Katie Lewis received her B.A. from The Colorado College in Colorado Springs, Colorado, and her M.F.A. from the California College of the Arts. In 2006, she was awarded the Barclay Simpson Award for outstanding graduate work at California College of the Arts. She has also been granted two residencies at the Anderson Ranch Arts Center. She lives and works in San Francisco. (bio taken from Stanford University)

‘My current work traces experiences of the body through methodical systems of documentation, investigating chaos, control, accumulation and deterioration. The artificially rigid organization of my materials alludes to control– of the individual body as an institutional domain, and of irrational experience as a manageable, concrete set of events.’

‘My choice to use the body as a starting point aims to give visual form to physical sensations that are invisible to the eye and medical imaging, and only exist in the subjecetive realm. I collect data through daily documentation processes, and then generate numerous systems to allow the information to exist in a material form. I abstract and quantify the data in order to give authority and agency to subjective experiences.’

‘The work alludes to the body in certain pieces, through the text or a particular material, but the reference remains abstracted. By abstracting and codifying the work, I want to evoke a sense of the passing of time, accumulation of information, presence and absence, chaos and order, control and loss of control and the possibility of the system collapsing upon itself or reaching a breaking point.’
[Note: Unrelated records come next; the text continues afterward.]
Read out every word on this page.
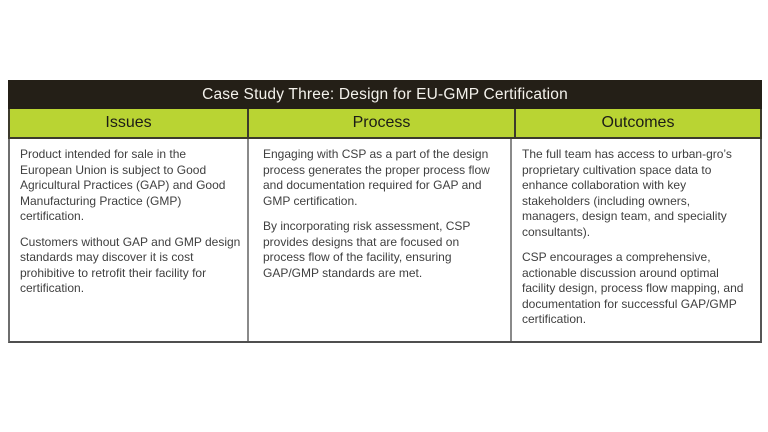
Case Study Three: Design for EU-GMP Certification
Issues	Process	Outcomes

Product intended for sale in the European Union is subject to Good Agricultural Practices (GAP) and Good Manufacturing Practice (GMP) certification.

Customers without GAP and GMP design standards may discover it is cost prohibitive to retrofit their facility for certification.

Engaging with CSP as a part of the design process generates the proper process flow and documentation required for GAP and GMP certification.

By incorporating risk assessment, CSP provides designs that are focused on process flow of the facility, ensuring GAP/GMP standards are met.

The full team has access to urban-gro’s proprietary cultivation space data to enhance collaboration with key stakeholders (including owners, managers, design team, and speciality consultants).

CSP encourages a comprehensive, actionable discussion around optimal facility design, process flow mapping, and documentation for successful GAP/GMP certification.
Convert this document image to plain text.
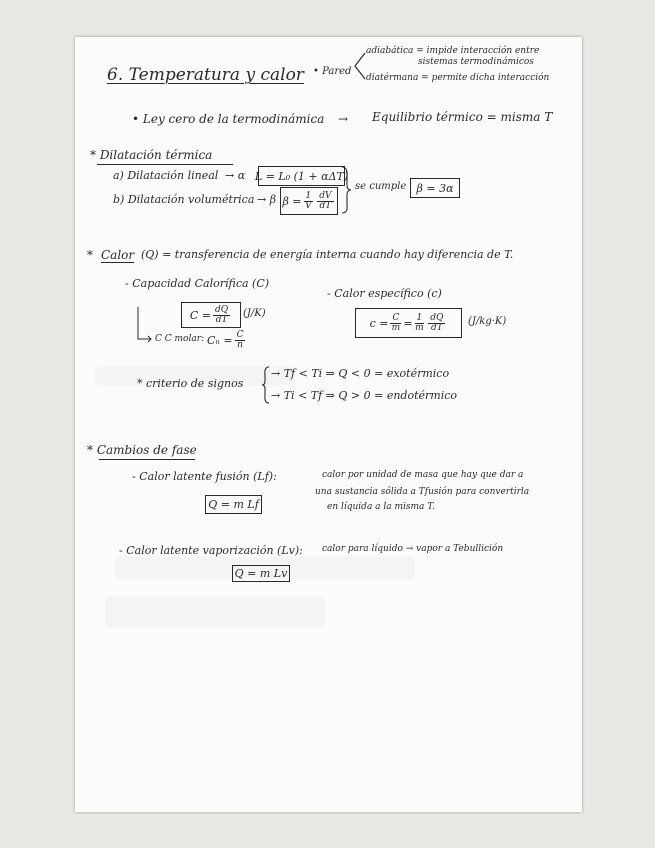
6. Temperatura y calor • Pared
adiabática = impide interacción entre
sistemas termodinámicos
diatérmana = permite dicha interacción
• Ley cero de la termodinámica → Equilibrio térmico = misma T
* Dilatación térmica
a) Dilatación lineal → α L = L₀ (1 + αΔT)
b) Dilatación volumétrica → β $\beta = \frac{1}{V} \frac{dV}{dT}$
se cumple β = 3α
* Calor (Q) = transferencia de energía interna cuando hay diferencia de T.
- Capacidad Calorífica (C)
$C = \frac{dQ}{dT} (J/K)$
- Calor específico (c)
$c = \frac{C}{m} = \frac{1}{m} \frac{dQ}{dT} (J/kg\cdot K)$
C C molar: $C_n = \frac{C}{n}$
* criterio de signos
→ Tf < Ti ⇒ Q < 0 = exotérmico
→ Ti < Tf ⇒ Q > 0 = endotérmico
* Cambios de fase
- Calor latente fusión (Lf):	calor por unidad de masa que hay que dar a
una sustancia sólida a Tfusión para convertirla
en líquida a la misma T.
Q = m Lf
- Calor latente vaporización (Lv): calor para líquido → vapor a Tebullición
Q = m Lv
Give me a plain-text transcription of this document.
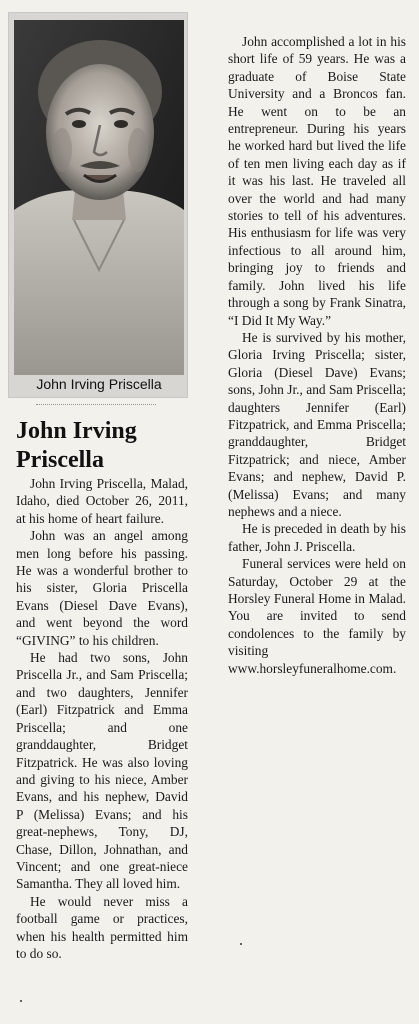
John Irving Priscella
John Irving Priscella

John Irving Priscella, Malad, Idaho, died October 26, 2011, at his home of heart failure.

John was an angel among men long before his passing. He was a wonderful brother to his sister, Gloria Priscella Evans (Diesel Dave Evans), and went beyond the word “GIVING” to his children.

He had two sons, John Priscella Jr., and Sam Priscella; and two daughters, Jennifer (Earl) Fitzpatrick and Emma Priscella; and one granddaughter, Bridget Fitzpatrick. He was also loving and giving to his niece, Amber Evans, and his nephew, David P (Melissa) Evans; and his great-nephews, Tony, DJ, Chase, Dillon, Johnathan, and Vincent; and one great-niece Samantha. They all loved him.

He would never miss a football game or practices, when his health permitted him to do so.

John accomplished a lot in his short life of 59 years. He was a graduate of Boise State University and a Broncos fan. He went on to be an entrepreneur. During his years he worked hard but lived the life of ten men living each day as if it was his last. He traveled all over the world and had many stories to tell of his adventures. His enthusiasm for life was very infectious to all around him, bringing joy to friends and family. John lived his life through a song by Frank Sinatra, “I Did It My Way.”

He is survived by his mother, Gloria Irving Priscella; sister, Gloria (Diesel Dave) Evans; sons, John Jr., and Sam Priscella; daughters Jennifer (Earl) Fitzpatrick, and Emma Priscella; granddaughter, Bridget Fitzpatrick; and niece, Amber Evans; and nephew, David P. (Melissa) Evans; and many nephews and a niece.

He is preceded in death by his father, John J. Priscella.

Funeral services were held on Saturday, October 29 at the Horsley Funeral Home in Malad. You are invited to send condolences to the family by visiting www.horsleyfuneralhome.com.
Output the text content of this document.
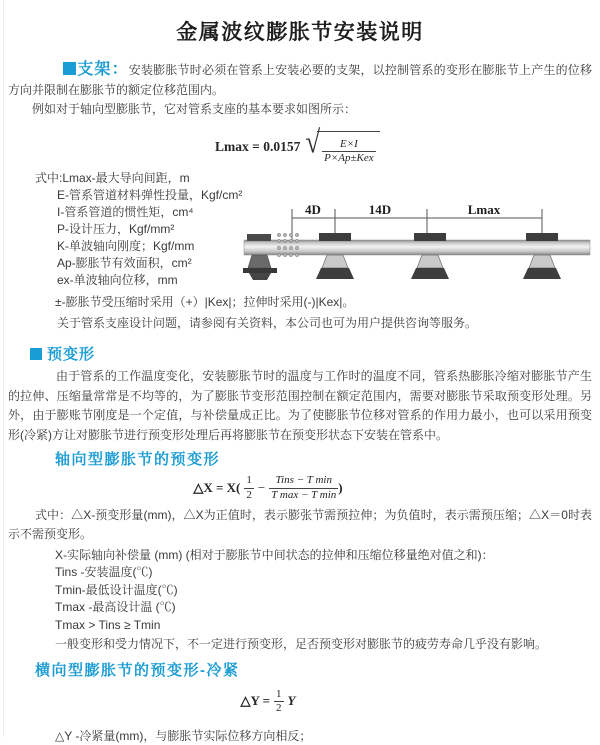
金属波纹膨胀节安装说明

支架：安装膨胀节时必须在管系上安装必要的支架，以控制管系的变形在膨胀节上产生的位移方向并限制在膨胀节的额定位移范围内。

例如对于轴向型膨胀节，它对管系支座的基本要求如图所示：

Lmax = 0.0157 √ $\frac{E\times I}{\text{P×Ap±Kex}}$
式中:Lmax-最大导向间距，m
E-管系管道材料弹性投量，Kgf/cm²
I-管系管道的惯性矩，cm⁴
P-设计压力，Kgf/mm²
K-单波轴向刚度；Kgf/mm
Ap-膨胀节有效面积，cm²
ex-单波轴向位移，mm
±-膨胀节受压缩时采用（+）|Kex|；拉伸时采用(-)|Kex|。
关于管系支座设计问题，请参阅有关资料，本公司也可为用户提供咨询等服务。
4D	14D	Lmax
预变形

由于管系的工作温度变化，安装膨胀节时的温度与工作时的温度不同，管系热膨胀冷缩对膨胀节产生的拉伸、压缩量常常是不均等的，为了膨胀节变形范围控制在额定范围内，需要对膨胀节采取预变形处理。另外，由于膨账节刚度是一个定值，与补偿量成正比。为了使膨胀节位移对管系的作用力最小，也可以采用预变形(冷紧)方让对膨胀节进行预变形处理后再将膨胀节在预变形状态下安装在管系中。

轴向型膨胀节的预变形
△X = $X( \frac{1}{2} - \frac{\text{Tins − T min}}{\text{T max − T min}}$ )

式中：△X-预变形量(mm)，△X为正值时，表示膨张节需预拉伸；为负值时，表示需预压缩；△X＝0时表示不需预变形。

X-实际轴向补偿量 (mm) (相对于膨胀节中间状态的拉伸和压缩位移量绝对值之和)：
Tins -安装温度(℃)
Tmin-最低设计温度(℃)
Tmax -最高设计温 (℃)
Tmax > Tins ≥ Tmin
一般变形和受力情况下，不一定进行预变形，足否预变形对膨胀节的疲劳寿命几乎没有影响。
横向型膨胀节的预变形-冷紧
△Y = $\frac{1}{2}$ Y
△Y -冷紧量(mm)，与膨胀节实际位移方向相反；
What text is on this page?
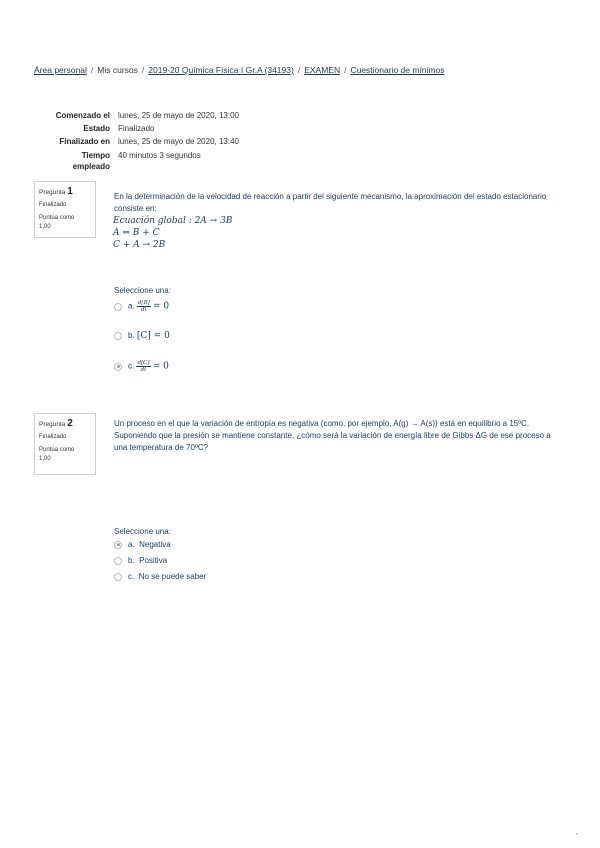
Área personal / Mis cursos / 2019-20 Química Física I Gr.A (34193) / EXAMEN / Cuestionario de mínimos
Comenzado el lunes, 25 de mayo de 2020, 13:00
Estado Finalizado
Finalizado en lunes, 25 de mayo de 2020, 13:40
Tiempo
empleado
40 minutos 3 segundos
Pregunta 1
Finalizado
Puntúa como
1,00
En la determinación de la velocidad de reacción a partir del siguiente mecanismo, la aproximación del estado estacionario consiste en:
Ecuación global : 2A → 3B
A ⇔ B + C
C + A → 2B
Seleccione una:
a. $\frac{d[B]}{dt} = 0$
b. [C] = 0
c. $\frac{d[C]}{dt} = 0$
Pregunta 2
Finalizado
Puntúa como
1,00
Un proceso en el que la variación de entropía es negativa (como, por ejemplo, A(g) → A(s)) está en equilibrio a 15ºC. Suponiendo que la presión se mantiene constante, ¿cómo será la variación de energía libre de Gibbs ΔG de ese proceso a una temperatura de 70ºC?
Seleccione una:
a. Negativa
b. Positiva
c. No se puede saber
,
‘Once I devise a system for a particular piece, I follow it all the way through the work allowing the visual results to exist outside of subjective expressive decisions. By strictly following and never veering from a given system, the work is tightly controlled and asserts itself as accurate and authoritative (however false and unscientific), questioning the gap between a subjective experience and medicine’s conventions for understanding the body.’

‘The work is often organized into grid-like charts and diagrams mimicking science and medicine’s representations of the body as a specimen, visually displayed for the purpose of gaining knowledge. In this way I create distance from the information and objectify the experience, giving a false sense that the body is accessible and easily understood.’